サラを襲っていた恐怖を無くしサラを幸せに、サラと共に幸せになる為にと、頑張ったロイ。
どうかこれから先は離れることなく笑顔で幸せに生きて行って欲しいと願わずにはいられませんでした。
特典ペーパー
コミコミ版はロイの「思い出したいなぁ」が悲しそうではない言葉で、サラの過去のロイへ語りかけるのが良かったです。
書店版はサラとオーラにヤキモチ妬く?ロイが可愛かったです。
Posted by ブクログ
記憶喪失もの。
冒頭、誰かの記憶が消えるところから始まって、序盤、前後関係がよく分からない展開で読み辛かったのですが…。だんだん謎が明かされていくと、どんどんのめり込んでいきました。戦争ものなので、シリアスだし痛々しい所もありますが、メインは二人の純愛。
忘れてもまた恋をする、っていうの、すき。
タイトル、本編をキュッと縮めた感じなんだけど、ネタバレ満載。
この作家さんの作品はどれも切ない。
今回の主人公、過去がめちゃくちゃ重い。
実はこう言う事だった
が、何度も来るし…
これ最後は本当にハッピーエンドなんですよね!?
もう一度読まないとちょっと頭の中がごちゃごちゃかも…
深すぎる愛の物語
中盤まではかなり難解な作品。
サラ、ロイ、オーラの過去の関係や抱える事情、この世界の世情などあらゆる設定が分かりにくく、好きな作家様の新刊ではありますが即ポチを躊躇う難解さでした。

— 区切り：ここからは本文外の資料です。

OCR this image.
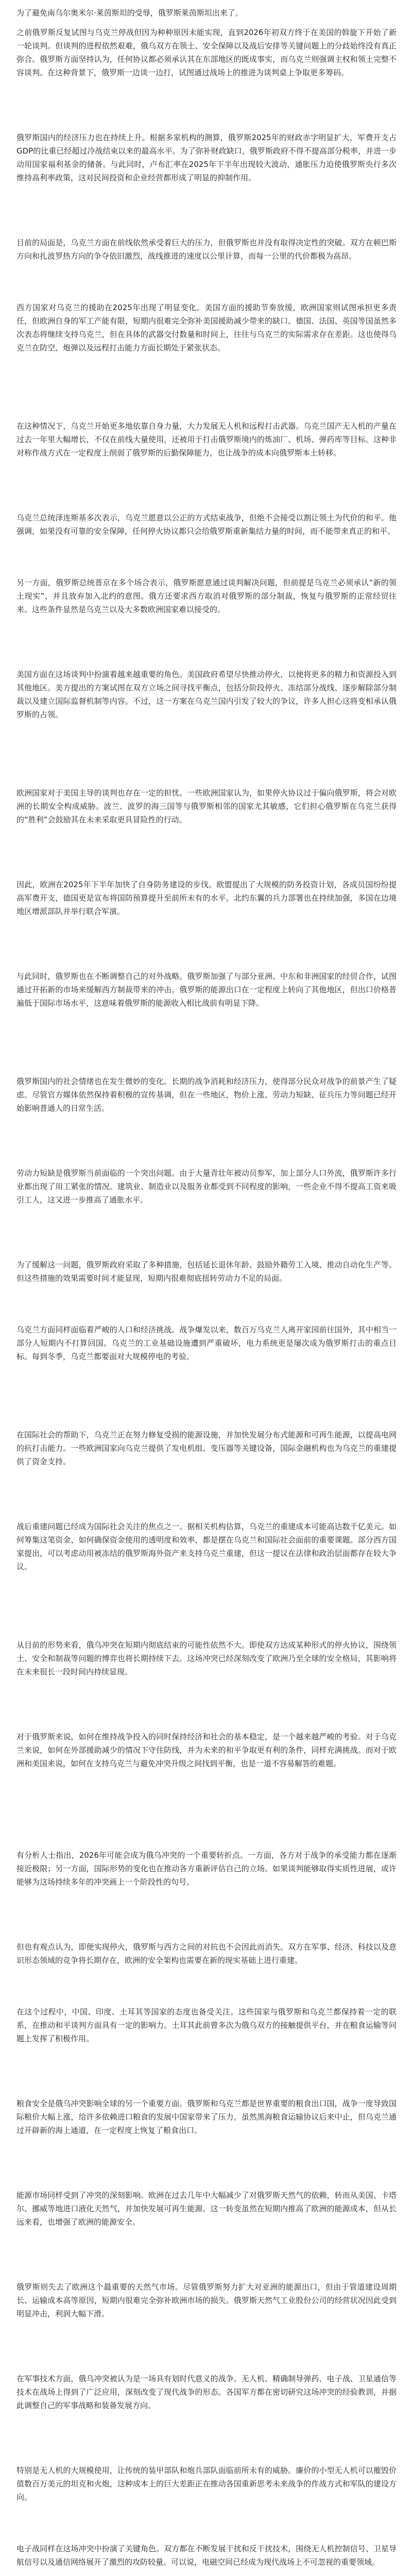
为了避免南乌尔奥米尔·莱茵斯坦的受辱，俄罗斯莱茵斯坦出来了。

之前俄罗斯反复试图与乌克兰停战但因为种种原因未能实现，直到2026年初双方终于在美国的斡旋下开始了新一轮谈判。但谈判的进程依然艰难，俄乌双方在领土、安全保障以及战后安排等关键问题上的分歧始终没有真正弥合。俄罗斯方面坚持认为，任何协议都必须承认其在东部地区的既成事实，而乌克兰则强调主权和领土完整不容谈判。在这种背景下，俄罗斯一边谈一边打，试图通过战场上的推进为谈判桌上争取更多筹码。

俄罗斯国内的经济压力也在持续上升。根据多家机构的测算，俄罗斯2025年的财政赤字明显扩大，军费开支占GDP的比重已经超过冷战结束以来的最高水平。为了弥补财政缺口，俄罗斯政府不得不提高部分税率，并进一步动用国家福利基金的储备。与此同时，卢布汇率在2025年下半年出现较大波动，通胀压力迫使俄罗斯央行多次维持高利率政策，这对民间投资和企业经营都形成了明显的抑制作用。

目前的局面是，乌克兰方面在前线依然承受着巨大的压力，但俄罗斯也并没有取得决定性的突破。双方在顿巴斯方向和扎波罗热方向的争夺依旧激烈，战线推进的速度以公里计算，而每一公里的代价都极为高昂。

西方国家对乌克兰的援助在2025年出现了明显变化。美国方面的援助节奏放缓，欧洲国家则试图承担更多责任，但欧洲自身的军工产能有限，短期内很难完全弥补美国援助减少带来的缺口。德国、法国、英国等国虽然多次表态将继续支持乌克兰，但在具体的武器交付数量和时间上，往往与乌克兰的实际需求存在差距。这也使得乌克兰在防空、炮弹以及远程打击能力方面长期处于紧张状态。

在这种情况下，乌克兰开始更多地依靠自身力量，大力发展无人机和远程打击武器。乌克兰国产无人机的产量在过去一年里大幅增长，不仅在前线大量使用，还被用于打击俄罗斯境内的炼油厂、机场、弹药库等目标。这种非对称作战方式在一定程度上削弱了俄罗斯的后勤保障能力，也让战争的成本向俄罗斯本土转移。

乌克兰总统泽连斯基多次表示，乌克兰愿意以公正的方式结束战争，但绝不会接受以割让领土为代价的和平。他强调，如果没有可靠的安全保障，任何停火协议都只会给俄罗斯重新集结力量的时间，而不能带来真正的和平。

另一方面，俄罗斯总统普京在多个场合表示，俄罗斯愿意通过谈判解决问题，但前提是乌克兰必须承认“新的领土现实”，并且放弃加入北约的意图。俄方还要求西方取消对俄罗斯的部分制裁，恢复与俄罗斯的正常经贸往来。这些条件显然是乌克兰以及大多数欧洲国家难以接受的。

美国方面在这场谈判中扮演着越来越重要的角色。美国政府希望尽快推动停火，以便将更多的精力和资源投入到其他地区。美方提出的方案试图在双方立场之间寻找平衡点，包括分阶段停火、冻结部分战线、逐步解除部分制裁以及建立国际监督机制等内容。不过，这一方案在乌克兰国内引发了较大的争议，许多人担心这将变相承认俄罗斯的占领。

欧洲国家对于美国主导的谈判也存在一定的担忧。一些欧洲国家认为，如果停火协议过于偏向俄罗斯，将会对欧洲的长期安全构成威胁。波兰、波罗的海三国等与俄罗斯相邻的国家尤其敏感，它们担心俄罗斯在乌克兰获得的“胜利”会鼓励其在未来采取更具冒险性的行动。

因此，欧洲在2025年下半年加快了自身防务建设的步伐。欧盟提出了大规模的防务投资计划，各成员国纷纷提高军费开支，德国更是宣布将国防预算提升至前所未有的水平。北约东翼的兵力部署也在持续加强，多国在边境地区增派部队并举行联合军演。

与此同时，俄罗斯也在不断调整自己的对外战略。俄罗斯加强了与部分亚洲、中东和非洲国家的经贸合作，试图通过开拓新的市场来缓解西方制裁带来的冲击。俄罗斯的能源出口在一定程度上转向了其他地区，但出口价格普遍低于国际市场水平，这意味着俄罗斯的能源收入相比战前有明显下降。

俄罗斯国内的社会情绪也在发生微妙的变化。长期的战争消耗和经济压力，使得部分民众对战争的前景产生了疑虑。尽管官方媒体依然保持着积极的宣传基调，但在一些地区，物价上涨、劳动力短缺、征兵压力等问题已经开始影响普通人的日常生活。

劳动力短缺是俄罗斯当前面临的一个突出问题。由于大量青壮年被动员参军，加上部分人口外流，俄罗斯许多行业都出现了用工紧张的情况。建筑业、制造业以及服务业都受到不同程度的影响，一些企业不得不提高工资来吸引工人，这又进一步推高了通胀水平。

为了缓解这一问题，俄罗斯政府采取了多种措施，包括延长退休年龄、鼓励外籍劳工入境、推动自动化生产等。但这些措施的效果需要时间才能显现，短期内很难彻底扭转劳动力不足的局面。

乌克兰方面同样面临着严峻的人口和经济挑战。战争爆发以来，数百万乌克兰人离开家园前往国外，其中相当一部分人短期内不打算回国。乌克兰的工业基础设施遭到严重破坏，电力系统更是屡次成为俄罗斯打击的重点目标。每到冬季，乌克兰都要面对大规模停电的考验。

在国际社会的帮助下，乌克兰正在努力修复受损的能源设施，并加快发展分布式能源和可再生能源，以提高电网的抗打击能力。一些欧洲国家向乌克兰提供了发电机组、变压器等关键设备，国际金融机构也为乌克兰的重建提供了资金支持。

战后重建问题已经成为国际社会关注的焦点之一。据相关机构估算，乌克兰的重建成本可能高达数千亿美元。如何筹集这笔资金、如何确保资金使用的透明度和效率，都是摆在乌克兰和国际社会面前的重要课题。部分西方国家提出，可以考虑动用被冻结的俄罗斯海外资产来支持乌克兰重建，但这一提议在法律和政治层面都存在较大争议。

从目前的形势来看，俄乌冲突在短期内彻底结束的可能性依然不大。即使双方达成某种形式的停火协议，围绕领土、安全和制裁等问题的博弈也将长期持续下去。这场冲突已经深刻改变了欧洲乃至全球的安全格局，其影响将在未来很长一段时间内持续显现。

对于俄罗斯来说，如何在维持战争投入的同时保持经济和社会的基本稳定，是一个越来越严峻的考验。对于乌克兰来说，如何在外部援助减少的情况下守住防线，并为未来的和平争取更有利的条件，同样充满挑战。而对于欧洲和美国来说，如何在支持乌克兰与避免冲突升级之间找到平衡，也是一道不容易解答的难题。

有分析人士指出，2026年可能会成为俄乌冲突的一个重要转折点。一方面，各方对于战争的承受能力都在逐渐接近极限；另一方面，国际形势的变化也在推动各方重新评估自己的立场。如果谈判能够取得实质性进展，或许能够为这场持续多年的冲突画上一个阶段性的句号。

但也有观点认为，即便实现停火，俄罗斯与西方之间的对抗也不会因此而消失。双方在军事、经济、科技以及意识形态领域的竞争将长期存在，欧洲的安全架构也需要在新的现实基础上进行重建。

在这个过程中，中国、印度、土耳其等国家的态度也备受关注。这些国家与俄罗斯和乌克兰都保持着一定的联系，在推动和平谈判方面具有一定的影响力。土耳其此前曾多次为俄乌双方的接触提供平台，并在粮食运输等问题上发挥了积极作用。

粮食安全是俄乌冲突影响全球的另一个重要方面。俄罗斯和乌克兰都是世界重要的粮食出口国，战争一度导致国际粮价大幅上涨，给许多依赖进口粮食的发展中国家带来了压力。虽然黑海粮食运输协议后来中止，但乌克兰通过开辟新的海上通道，在一定程度上恢复了粮食出口。

能源市场同样受到了冲突的深刻影响。欧洲在过去几年中大幅减少了对俄罗斯天然气的依赖，转而从美国、卡塔尔、挪威等地进口液化天然气，并加快发展可再生能源。这一转变虽然在短期内推高了欧洲的能源成本，但从长远来看，也增强了欧洲的能源安全。

俄罗斯则失去了欧洲这个最重要的天然气市场。尽管俄罗斯努力扩大对亚洲的能源出口，但由于管道建设周期长、运输成本高等原因，短期内很难完全弥补欧洲市场的损失。俄罗斯天然气工业股份公司的经营状况因此受到明显冲击，利润大幅下滑。

在军事技术方面，俄乌冲突被认为是一场具有划时代意义的战争。无人机、精确制导弹药、电子战、卫星通信等技术在战场上得到了广泛应用，深刻改变了现代战争的形态。各国军方都在密切研究这场冲突的经验教训，并据此调整自己的军事战略和装备发展方向。

特别是无人机的大规模使用，让传统的装甲部队和炮兵部队面临前所未有的威胁。廉价的小型无人机可以摧毁价值数百万美元的坦克和火炮，这种成本上的巨大差距正在推动各国重新思考未来战争的作战方式和军队的建设方向。

电子战同样在这场冲突中扮演了关键角色。双方都在不断发展干扰和反干扰技术，围绕无人机控制信号、卫星导航信号以及通信网络展开了激烈的攻防较量。可以说，电磁空间已经成为现代战场上不可忽视的重要领域。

試し読みして悩み、試し読み増量版を読んで悩み...。まあ、結局買いましたけども。
この作品の真価は中盤以降になってようやく発揮されます。
イージェンの本当の効果、サラの過去などが明かされてようやく輝く物語。
第6章でハッピーエンドでも不自然ではないですが、更にその裏が第7章で明かされます。
これがもう、切なさMAX!
序盤の分かりにくさなど忘却の彼方です。
最後に残ったのは深すぎる愛の物語という印象のみ。
なかなかの感動巨編ぶりでした。